Dün, 8 Mayıs 2025 tarihinde yaklaşık iki yıldır çalışmakta olduğum iş yerinden ayrıldım. Zihnimde ve kalbimde uzun süredir olgunlaşan bir karardı bu. Bugün bu vedayı yalnızca bir şirkete, bir kuruma değil; bana iyi gelmeyen, beni küçülten, beni duymayan bir düzene karşı bir veda olarak görüyorum.
İlk başladığım günler hâlâ çok net aklımda. Tertemiz bir heves, yeni şeyler öğrenmeye açık bir zihin, katkı sunma isteğiyle dolu bir kalple adım attım o kapıdan. Kısa sürede adapte oldum. Ekip içinde üretken olmak, birlikte bir şeyler başarmak, sorumluluk almak benim için doğal bir refleks. İşimi her zaman sahiplenerek, fazlasını vermeye çalışarak yaptım. Fakat bir süre sonra karşımdaki duvarları fark etmeye başladım.
Çalışma hayatında yöneticilik, yalnızca iş dağıtmak ya da süreç yönetmek değildir. Bir ekibe ilham vermek, yön göstermek, cesaretlendirmek, arkasında durmak ve gerektiğinde onun önünde durabilmektir. Ne yazık ki bu tanımlarla hiçbir şekilde örtüşmeyen bir yöneticiyle çalışmak zorunda kaldım. Yetersizliği yalnızca deneyim eksikliğinden ya da bilgi boşluğundan değil; daha çok ego ve kibirden kaynaklıydı. Kendisini olduğundan çok daha fazlası gibi göstermeye çalışan, aslında çoğu zaman ne yaptığını bilmeyen ama bunu “gururlu bir duruş” kisvesi altında gizlemeye çalışan biriydi. Bu gurur, iletişimi baltalayan; bu ego, çözüm yerine reddetmeyi doğuran türdendi.
Ekibiyle bağ kurmayan, kimsenin motivasyonunu gözetmeyen, hatta bu motivasyonu canlı tutmak için hiçbir çaba göstermeyen biriyle çalışmak, zamanla insanın enerjisini içten içe tüketiyor. Ekip olmanın ruhunu yok sayan, sadece kendi çıkarlarını gözeten, üst yöneticilere “sorunsuz bir tablo” sunmak için her şeyi halının altına süpüren bir yaklaşım vardı karşımda. En basit bir bütçe talebinde bile, sırf üst yöneticilere “şirin görünmek” uğruna hiç bir şey yapmayan; ekip için atılacak en küçük adımı bile “gereksiz” gören bir anlayış… Böyle bir ortamda sadece işini yapmak bile mücadeleye dönüşüyor.
Ve insan, bir noktadan sonra sorgulamaya başlıyor: “Neden burada kalıyorum?
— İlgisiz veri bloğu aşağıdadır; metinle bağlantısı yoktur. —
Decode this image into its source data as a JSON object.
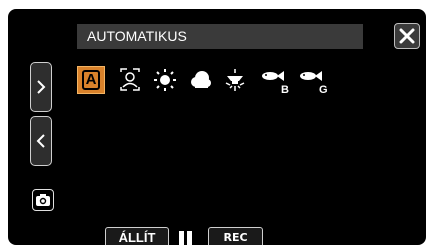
{
  "header": {
    "title": "AUTOMATIKUS"
  },
  "icons": {
    "close": "close-icon",
    "next": "chevron-right-icon",
    "prev": "chevron-left-icon",
    "camera": "camera-icon",
    "pause": "pause-icon"
  },
  "scenes": [
    {
      "name": "auto",
      "label": "A",
      "selected": true
    },
    {
      "name": "portrait",
      "selected": false
    },
    {
      "name": "sunny",
      "selected": false
    },
    {
      "name": "cloudy",
      "selected": false
    },
    {
      "name": "night-light",
      "selected": false
    },
    {
      "name": "underwater-blue",
      "label": "B",
      "selected": false
    },
    {
      "name": "underwater-green",
      "label": "G",
      "selected": false
    }
  ],
  "controls": {
    "set_label": "ÁLLÍT",
    "rec_label": "REC"
  },
  "colors": {
    "screen_bg": "#000000",
    "title_bg": "#3a3a3a",
    "selected_accent": "#d9822b"
  }
}
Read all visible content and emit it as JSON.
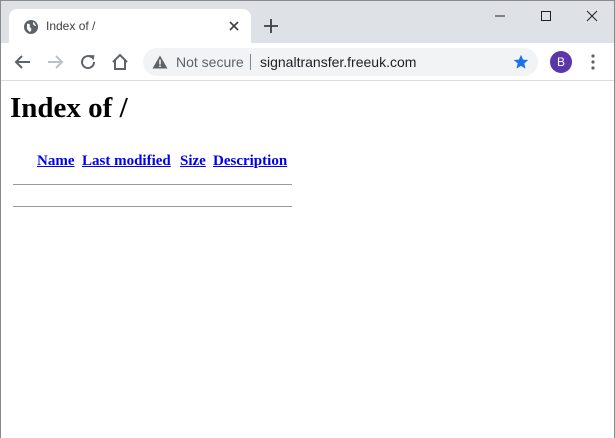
{
  "tab": {
    "title": "Index of /",
    "globe_icon": "globe-icon",
    "close_icon": "close-icon"
  },
  "window_controls": {
    "minimize_icon": "minimize-icon",
    "maximize_icon": "maximize-icon",
    "close_icon": "close-icon"
  },
  "toolbar": {
    "security_label": "Not secure",
    "url": "signaltransfer.freeuk.com",
    "avatar_letter": "B",
    "colors": {
      "star": "#1a73e8",
      "avatar": "#5a36a8"
    }
  },
  "page": {
    "heading": "Index of /",
    "columns": [
      "Name",
      "Last modified",
      "Size",
      "Description"
    ]
  }
}
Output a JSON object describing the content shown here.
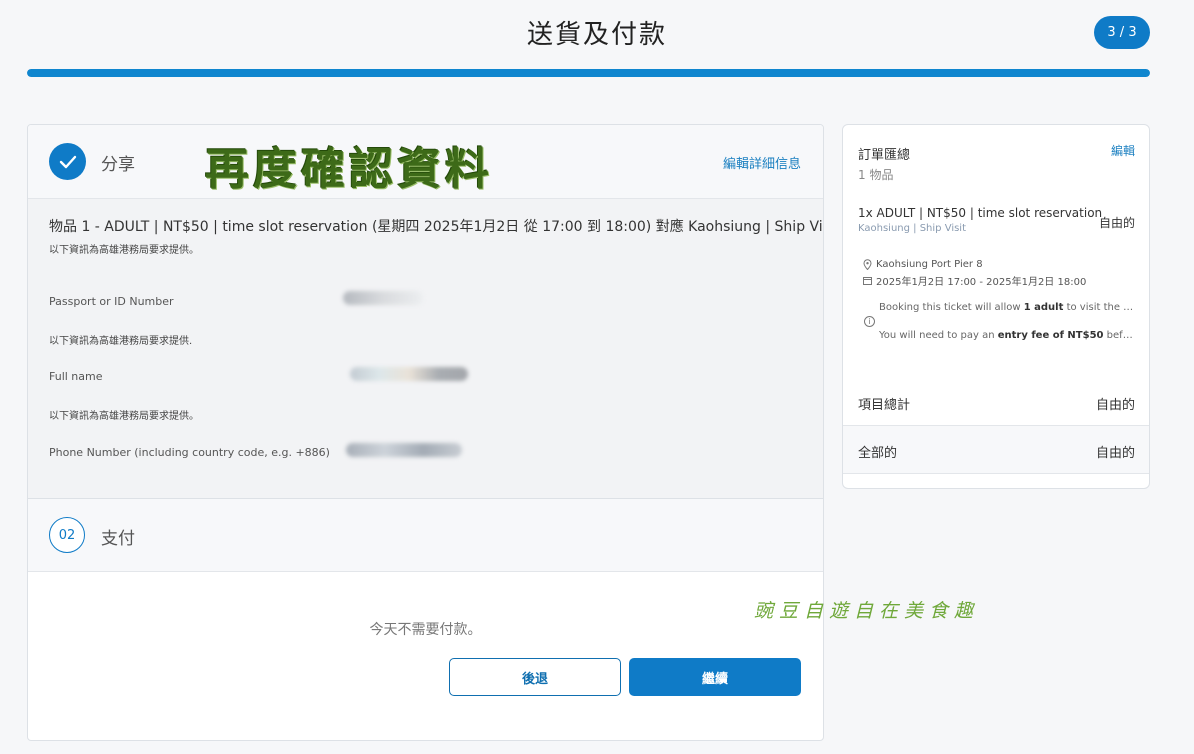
{
  "header": {
    "title": "送貨及付款",
    "step": "3 / 3",
    "progress_fraction": 1.0
  },
  "share_section": {
    "title": "分享",
    "overlay_text": "再度確認資料",
    "edit_label": "編輯詳細信息",
    "item_line": "物品 1 - ADULT | NT$50 | time slot reservation (星期四 2025年1月2日 從 17:00 到 18:00) 對應 Kaohsiung | Ship Visit",
    "fields": [
      {
        "note": "以下資訊為高雄港務局要求提供。",
        "label": "Passport or ID Number"
      },
      {
        "note": "以下資訊為高雄港務局要求提供.",
        "label": "Full name"
      },
      {
        "note": "以下資訊為高雄港務局要求提供。",
        "label": "Phone Number (including country code, e.g. +886)"
      }
    ]
  },
  "payment_section": {
    "number": "02",
    "title": "支付",
    "no_payment_text": "今天不需要付款。",
    "back_label": "後退",
    "continue_label": "繼續"
  },
  "summary": {
    "title": "訂單匯總",
    "edit_label": "編輯",
    "count": "1 物品",
    "item_name": "1x ADULT | NT$50 | time slot reservation",
    "item_sub": "Kaohsiung | Ship Visit",
    "item_price": "自由的",
    "location": "Kaohsiung Port Pier 8",
    "datetime": "2025年1月2日 17:00 - 2025年1月2日 18:00",
    "note1_pre": "Booking this ticket will allow ",
    "note1_bold": "1 adult",
    "note1_post": " to visit the ship i...",
    "note2_pre": "You will need to pay an ",
    "note2_bold": "entry fee of NT$50",
    "note2_post": " before bo...",
    "subtotal_label": "項目總計",
    "subtotal_value": "自由的",
    "total_label": "全部的",
    "total_value": "自由的"
  },
  "watermark": "豌豆自遊自在美食趣",
  "colors": {
    "accent": "#0f7bc7",
    "overlay_green": "#3d6a18",
    "watermark_green": "#6fa83a"
  }
}
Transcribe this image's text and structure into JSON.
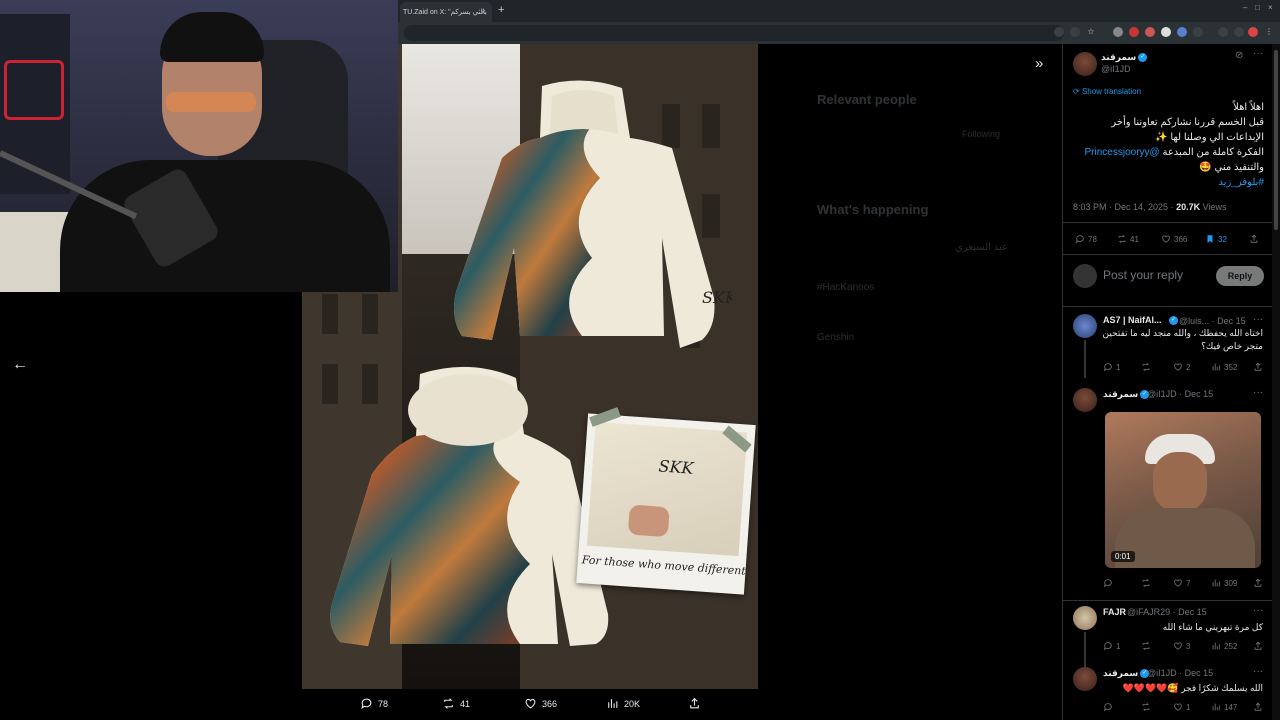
{
  "browser": {
    "tab_title": "TU.Zaid on X: \"بالثي بسركم",
    "new_tab": "+",
    "close_tab": "×",
    "window_controls": [
      "–",
      "□",
      "×"
    ]
  },
  "viewer": {
    "hoodie_logo": "SKK",
    "polaroid_caption": "For those who move different",
    "actions": {
      "replies": "78",
      "reposts": "41",
      "likes": "366",
      "views": "20K"
    }
  },
  "background_page": {
    "relevant_people": "Relevant people",
    "following": "Following",
    "whats_happening": "What's happening",
    "trend_1": "#HacKanoos",
    "trend_2": "Genshin",
    "trend_3": "عيد السبعري"
  },
  "tweet": {
    "author_name": "سمرقند",
    "author_handle": "@iI1JD",
    "show_translation": "Show translation",
    "lines": [
      "اهلاً اهلاً",
      "قبل الخسم قررنا نشاركم تعاوننا وأخر",
      "الإبداعات الي وصلنا لها ✨",
      "الفكرة كاملة من المبدعة @Princessjooryy",
      "والتنفيذ مني 🤩",
      "#بلوفر_زيد"
    ],
    "mention": "@Princessjooryy",
    "hashtag": "#بلوفر_زيد",
    "timestamp": "8:03 PM · Dec 14, 2025 · ",
    "views_count": "20.7K",
    "views_label": " Views",
    "stats": {
      "replies": "78",
      "reposts": "41",
      "likes": "366",
      "bookmarks": "32"
    }
  },
  "reply_box": {
    "placeholder": "Post your reply",
    "button": "Reply"
  },
  "replies": [
    {
      "name": "AS7 | NaifAl...",
      "handle": "@luis...",
      "date": "· Dec 15",
      "text": "اختاه الله يحفظك ، والله منجد ليه ما تفتحين متجر خاص فيك؟",
      "reply_count": "1",
      "likes": "2",
      "views": "352"
    },
    {
      "name": "سمرقند",
      "handle": "@iI1JD",
      "date": "· Dec 15",
      "video_time": "0:01",
      "likes": "7",
      "views": "309"
    },
    {
      "name": "FAJR",
      "handle": "@iFAJR29",
      "date": "· Dec 15",
      "text": "كل مرة تبهريني ما شاء الله",
      "reply_count": "1",
      "likes": "3",
      "views": "252"
    },
    {
      "name": "سمرقند",
      "handle": "@iI1JD",
      "date": "· Dec 15",
      "text": "الله يسلمك شكرًا فجر 🥰❤️❤️❤️❤️",
      "likes": "1",
      "views": "147"
    }
  ]
}
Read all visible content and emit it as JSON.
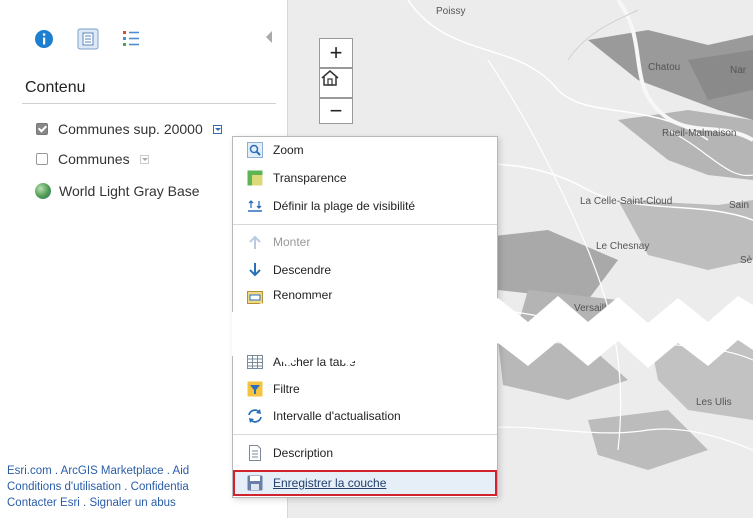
{
  "panel": {
    "toolbar": {
      "info_icon": "info-icon",
      "content_icon": "content-icon",
      "legend_icon": "legend-icon",
      "collapse_icon": "collapse-triangle-icon"
    },
    "title": "Contenu",
    "layers": [
      {
        "label": "Communes sup. 20000",
        "checked": true
      },
      {
        "label": "Communes",
        "checked": false
      },
      {
        "label": "World Light Gray Base",
        "type": "basemap"
      }
    ],
    "footer": {
      "line1": "Esri.com . ArcGIS Marketplace . Aid",
      "line2": "Conditions d'utilisation . Confidentia",
      "line3": "Contacter Esri . Signaler un abus"
    }
  },
  "map": {
    "zoom_in": "+",
    "zoom_out": "−",
    "home_icon": "home-icon",
    "labels": {
      "poissy": "Poissy",
      "chatou": "Chatou",
      "nanterre": "Nar",
      "rueil": "Rueil-Malmaison",
      "la_celle": "La Celle-Saint-Cloud",
      "saint": "Sain",
      "le_chesnay": "Le Chesnay",
      "se": "Sè",
      "versailles": "Versailles",
      "les_ulis": "Les Ulis"
    }
  },
  "menu": {
    "zoom": "Zoom",
    "transparence": "Transparence",
    "visibilite": "Définir la plage de visibilité",
    "monter": "Monter",
    "descendre": "Descendre",
    "renommer": "Renommer",
    "afficher_table": "Afficher la table",
    "filtre": "Filtre",
    "intervalle": "Intervalle d'actualisation",
    "description": "Description",
    "enregistrer": "Enregistrer la couche"
  },
  "colors": {
    "highlight_outline": "#d0232e",
    "link": "#2a5da8",
    "accent": "#1e7fd0"
  }
}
Neye dayanarak hâlâ katkı sunmaya çalışıyorum?”
Cevaplar giderek silikleşti.
Sesimi duyuramadığımda sustum, çözüm aradığımda boşluğa düştüm. Bu süreçte öğrendiğim en önemli şeylerden biri, iyi niyetin bir sınırı olduğu. Bir yerde bir düzen bozuksa ve bu bozuklukta ısrar ediliyorsa, iyi niyet yalnızca seni yıpratıyor. Ben de yıprandım. Ama aynı zamanda fark ettim: Kendini yormadan, durup bakmadan, “Ben burada kendime ne yapıyorum?” sorusunu sormadan iyileşmek mümkün değil.
Tüm bunlara rağmen yaşadığım bu dönemi değersiz görmüyorum. Çünkü her kırılma, aslında insanın içini yeniden inşa etme fırsatıdır. Bu iki yılda sabretmeyi, anlamayı, zamanında susmayı ve en önemlisi zamanında gitmeyi öğrendim. Öğrendiğim şeyler sadece mesleki beceriler değildi; kendi sınırlarım, değerlerim, neye “tamam” deyip neye “artık yeter” diyebileceğimdi. Bu büyük bir kazanım. Çünkü artık neyi istemediğimi çok iyi biliyorum. Ve insan neyi istemediğini öğrendiğinde, yol daha net görünmeye başlıyor.
Önümde yeni bir yol var. Evet, belki belirsiz. Ama içimdeki yükten arınmış bir zihinle ve özgürleşmiş bir kalple yürüyorum. Biliyorum ki bu sefer seçeceğim yollar, beni daha çok duyan, daha çok anlayan, beni yalnızca bir çalışan olarak değil; bir insan, bir fikir, bir değer olarak gören yerlere çıkacak.
Geride kalanlara teşekkür ediyorum. İyisine de, kötüsüne de.
Çünkü hepsi, kim olduğumu daha iyi anlamamı sağladı.
Ve bu sefer, gerçekten kendim için gidiyorum.